疾患・特集

炭水化物やアルコールはどのようにして体内で中性脂肪に変身するのか

「中性脂肪を減らすためには、脂っぽい食べ物を控えればいい?」
実は、体内で中性脂肪に変わるのは、油脂類や脂肪を多く含む食べ物ということではなく、「エネルギー源」を含む食べ物が中性脂肪に変わります。では「エネルギー源」は中性脂肪に変わるのでしょうか?

体内に中性脂肪がたまるメカニズム

「中性脂肪を減らすためには、からあげとかドレッシングなどを控えればいいのかしら?」

これは、半分マル、半分バツ。体内で中性脂肪に変わるのは、油脂類や脂肪を多く含む食べ物だけではありません。我々の食物は、こんにゃくなどノンカロリーといわれるもの以外はすべて「エネルギー源」を含んでいます。中性脂肪に変わるのは、この「エネルギー源」です。

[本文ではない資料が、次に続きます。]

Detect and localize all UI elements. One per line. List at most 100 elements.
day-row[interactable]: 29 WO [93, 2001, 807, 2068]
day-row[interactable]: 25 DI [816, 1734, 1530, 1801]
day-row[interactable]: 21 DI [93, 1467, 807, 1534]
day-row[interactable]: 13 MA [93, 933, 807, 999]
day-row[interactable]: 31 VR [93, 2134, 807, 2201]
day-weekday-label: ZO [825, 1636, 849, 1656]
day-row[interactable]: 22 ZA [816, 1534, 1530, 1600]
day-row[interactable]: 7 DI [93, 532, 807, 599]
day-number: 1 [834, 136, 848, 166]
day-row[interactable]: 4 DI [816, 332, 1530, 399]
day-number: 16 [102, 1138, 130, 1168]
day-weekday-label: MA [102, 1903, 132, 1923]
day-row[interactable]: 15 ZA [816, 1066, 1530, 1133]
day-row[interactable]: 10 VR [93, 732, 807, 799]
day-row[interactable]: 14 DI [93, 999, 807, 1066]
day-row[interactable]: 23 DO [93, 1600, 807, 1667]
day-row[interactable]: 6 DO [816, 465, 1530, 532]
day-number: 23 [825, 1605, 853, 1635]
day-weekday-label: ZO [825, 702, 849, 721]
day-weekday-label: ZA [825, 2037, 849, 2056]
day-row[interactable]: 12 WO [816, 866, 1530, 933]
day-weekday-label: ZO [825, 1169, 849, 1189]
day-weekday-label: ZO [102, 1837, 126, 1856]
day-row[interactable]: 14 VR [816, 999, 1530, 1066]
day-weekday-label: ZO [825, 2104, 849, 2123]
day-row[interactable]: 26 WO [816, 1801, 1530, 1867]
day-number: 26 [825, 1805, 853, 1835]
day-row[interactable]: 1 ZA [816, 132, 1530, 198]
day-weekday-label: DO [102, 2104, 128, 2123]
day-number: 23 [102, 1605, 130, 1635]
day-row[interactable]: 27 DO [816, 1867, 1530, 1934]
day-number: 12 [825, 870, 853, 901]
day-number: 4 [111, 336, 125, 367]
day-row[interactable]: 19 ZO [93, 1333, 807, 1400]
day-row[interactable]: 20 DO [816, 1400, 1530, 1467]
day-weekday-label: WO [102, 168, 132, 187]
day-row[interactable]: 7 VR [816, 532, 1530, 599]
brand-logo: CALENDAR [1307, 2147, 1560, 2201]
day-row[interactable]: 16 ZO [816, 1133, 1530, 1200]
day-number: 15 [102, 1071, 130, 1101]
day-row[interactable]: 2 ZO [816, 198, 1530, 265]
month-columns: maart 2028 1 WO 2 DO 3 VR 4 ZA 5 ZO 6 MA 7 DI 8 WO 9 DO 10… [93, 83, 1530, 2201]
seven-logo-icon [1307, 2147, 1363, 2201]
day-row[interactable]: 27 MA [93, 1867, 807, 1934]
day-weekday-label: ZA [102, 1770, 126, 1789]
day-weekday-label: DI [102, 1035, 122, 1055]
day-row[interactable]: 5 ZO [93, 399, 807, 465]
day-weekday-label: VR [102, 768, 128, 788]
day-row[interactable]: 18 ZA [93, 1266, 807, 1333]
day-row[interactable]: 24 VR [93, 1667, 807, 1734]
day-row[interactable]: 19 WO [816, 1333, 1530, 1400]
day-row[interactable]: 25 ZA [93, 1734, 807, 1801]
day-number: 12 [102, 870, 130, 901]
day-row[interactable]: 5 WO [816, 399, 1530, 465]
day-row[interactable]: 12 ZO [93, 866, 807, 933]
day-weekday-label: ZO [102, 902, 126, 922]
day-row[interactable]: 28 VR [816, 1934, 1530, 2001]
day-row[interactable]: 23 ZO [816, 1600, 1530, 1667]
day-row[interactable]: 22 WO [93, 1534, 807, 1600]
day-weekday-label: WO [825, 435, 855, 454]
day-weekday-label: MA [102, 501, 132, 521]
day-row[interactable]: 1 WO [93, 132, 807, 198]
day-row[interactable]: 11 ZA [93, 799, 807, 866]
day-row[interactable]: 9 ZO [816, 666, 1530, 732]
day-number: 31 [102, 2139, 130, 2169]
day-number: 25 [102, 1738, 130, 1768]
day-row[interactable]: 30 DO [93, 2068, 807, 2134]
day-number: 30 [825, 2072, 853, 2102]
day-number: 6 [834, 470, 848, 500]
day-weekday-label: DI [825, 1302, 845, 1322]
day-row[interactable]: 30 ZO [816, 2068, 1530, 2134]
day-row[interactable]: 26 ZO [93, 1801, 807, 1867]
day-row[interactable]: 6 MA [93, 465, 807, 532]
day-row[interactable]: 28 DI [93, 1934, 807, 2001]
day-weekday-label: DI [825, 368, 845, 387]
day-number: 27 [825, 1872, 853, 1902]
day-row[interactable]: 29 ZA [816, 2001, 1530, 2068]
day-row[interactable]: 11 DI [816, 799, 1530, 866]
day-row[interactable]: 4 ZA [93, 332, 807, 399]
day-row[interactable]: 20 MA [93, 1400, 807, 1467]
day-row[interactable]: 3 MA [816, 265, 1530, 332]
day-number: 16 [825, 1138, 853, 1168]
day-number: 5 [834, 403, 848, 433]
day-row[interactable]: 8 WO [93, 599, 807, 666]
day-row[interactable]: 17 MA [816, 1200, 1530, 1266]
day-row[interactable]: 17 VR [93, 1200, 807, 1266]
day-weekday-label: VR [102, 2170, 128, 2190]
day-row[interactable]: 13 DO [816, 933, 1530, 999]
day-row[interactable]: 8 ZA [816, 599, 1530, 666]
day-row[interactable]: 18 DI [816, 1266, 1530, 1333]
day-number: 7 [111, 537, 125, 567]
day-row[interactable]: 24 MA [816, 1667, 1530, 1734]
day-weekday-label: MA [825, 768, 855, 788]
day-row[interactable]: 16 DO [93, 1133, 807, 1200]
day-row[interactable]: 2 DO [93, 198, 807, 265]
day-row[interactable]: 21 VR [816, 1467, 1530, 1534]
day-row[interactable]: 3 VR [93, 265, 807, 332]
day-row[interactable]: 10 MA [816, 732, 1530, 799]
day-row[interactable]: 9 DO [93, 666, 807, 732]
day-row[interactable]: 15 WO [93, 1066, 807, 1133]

事務職の男性(30代)が1日の活動に必要とするエネルギーは2,200kcal 程度、女性(30代)1,800kcal 程度と言われますが、それ以上に食べてしまった分のエネルギーが中性脂肪として体内に貯えられてしまいます。特に注意しなくてはいけないのが、炭水化物(糖分)、脂肪、アルコールなどエネルギーを多く含む食物。これらが体内でどのように中性脂肪に変わるのか、簡単にまとめてみましょう。

からあげに使われた油

口に入った食べ物は からあげに使われた油 からあげに使われた油
サラダ油大さじ3 360kcal
※実際はもっと多く使います
小腸などから吸収される 脂肪酸とグリセロールに分解して吸収
血液を通ってエネルギー源として使われる 脂肪酸はすぐに使えるエネルギー。アルブミンというたんぱく質と一緒になって血液中を運ばれます。心臓など重要な器官を動かすエネルギー源です。
余った分は… 血液中を全身にある脂肪細胞に運ばれ、細胞の中に貯えられます。

あんまんに含まれる糖分

口に入った食べ物は あんまん あんまんに含まれる糖分
1個 約240kcal
小腸などから吸収される ブドウ糖に分解、吸収
血液を通ってエネルギー源として使われる ブドウ糖(血糖ともいう)は血液によって体中に運ばれ、脳などで活動を行うためのエネルギーとして使われます。
余った分は… 血液中のブドウ糖濃度(血糖値)があがると、「インスリン」という酵素がはたらいて、ブドウ糖を中性脂肪に変えます。中性脂肪は脂肪細胞に貯えられます。

ビールに含まれるアルコール

口に入った食べ物は ビール ビールに含まれるアルコール
大ビン1本 約250kcal
小腸などから吸収される アルコールのまま吸収
血液を通ってエネルギー源として使われる アルコールは肝臓で分解され、最終的には水と二酸化炭素になって排出されます。お酒は結構カロリーが高いのですが、エネルギーとなるのはアルコール以外の成分です。
余った分は… アルコール自体は中性脂肪に変わるわけではありません。しかし、アルコールが分解される際に、脂肪の合成を進める酵素を発生させてしまいます。このため、肝臓で中性脂肪の合成が進んでしまいます。そして、肝臓の中にある脂肪細胞に貯えられていきます。